Being part time means I get plenty of quality time with my son. You need to work even harder than before kids, to prove that you are valuable and when your kids get ill and you need time off – they know that the rest of the time you are a good member of staff and worth your wages!! I think I am probably as productive part time as I ever was full time as now I have responsibilities (someone else to earn my wages for) I wonder whether having kids during your working career is easier in bigger companies with more infrastructures and more staff?
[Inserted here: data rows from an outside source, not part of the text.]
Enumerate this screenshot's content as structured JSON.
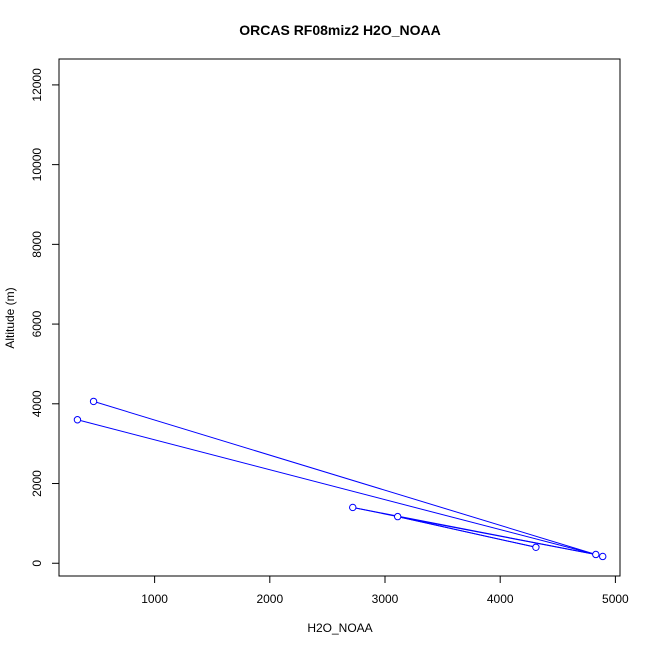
{
  "chart_data": {
    "type": "scatter",
    "title": "ORCAS RF08miz2 H2O_NOAA",
    "xlabel": "H2O_NOAA",
    "ylabel": "Altitude (m)",
    "xlim": [
      170,
      5040
    ],
    "ylim": [
      -320,
      12650
    ],
    "x_ticks": [
      1000,
      2000,
      3000,
      4000,
      5000
    ],
    "y_ticks": [
      0,
      2000,
      4000,
      6000,
      8000,
      10000,
      12000
    ],
    "grid": false,
    "color": "#0000ff",
    "series": [
      {
        "points": [
          {
            "x": 470,
            "y": 4060
          },
          {
            "x": 4830,
            "y": 220
          },
          {
            "x": 4890,
            "y": 170
          },
          {
            "x": 4310,
            "y": 400
          },
          {
            "x": 3110,
            "y": 1170
          },
          {
            "x": 2720,
            "y": 1400
          },
          {
            "x": 330,
            "y": 3600
          }
        ],
        "path": [
          {
            "x": 470,
            "y": 4060
          },
          {
            "x": 4830,
            "y": 220
          },
          {
            "x": 3110,
            "y": 1170
          },
          {
            "x": 4310,
            "y": 400
          },
          {
            "x": 3110,
            "y": 1170
          },
          {
            "x": 2720,
            "y": 1400
          },
          {
            "x": 4830,
            "y": 220
          },
          {
            "x": 330,
            "y": 3600
          }
        ]
      }
    ]
  }
}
Recruitment Manager within Ocean Edge:

I was a bit apprehensive at first with going back to work as I had spent 9 months dedicating my whole life to my baby and the thought of leaving him and going back to real life was daunting. Luckily Ocean Edge was flexible and I started to work 3 days a week which allowed me enough time to spend with my son and to also get stuck into some projects at work.

Ocean Edge has made it very easy, the office is a nice environment to work in and if my son is sick I am able to work from home if needed to. There are times where I have to send emails or speak to clients on my days off but that is part of the job role and if I complete on assignments then my hard work is rewarded- so I do not mind. I also think I am much more productive in my three working days.

I think more companies should offer part time working to parents- especially in senior positions. Just because you are a parent working part time, it shouldn’t stop you from having a successful career.


Director of Ocean Edge PR & Communications:

Whilst on maternity leave I set up my own PR Company so I could start doing some freelance work at home. I picked up some work and was planning to go back to work part time when I had the baby but in the end I decided to leave permanent employment and work for myself full time.  It meant an end to regular pay checks, holiday and sick pay and stability but it meant I could fit the work around the baby and be based at home.  It was hard at first especially with a newborn baby but I have never looked back really and have just got busier and busier over the years. I’m so used to working for myself I worked right up until I gave birth to my second and third child! Literally working from my laptop on the day I went into the hospital and answering emails from the maternity ward!!  It’s a different situation to someone in full time employment who will have up to 1 year off with no need to worry about work, but it suits me and means that over the years I have been able to go to sports days, assemblies etc and do the school run every day so I’m there for the kids and I just fit in my work around their school time and work in the evenings. Because I love what I do and it is my own company I don’t mind working at weekends or taking the laptop away on holiday.  The flexibility suits my lifestyle and I wouldn’t change a thing!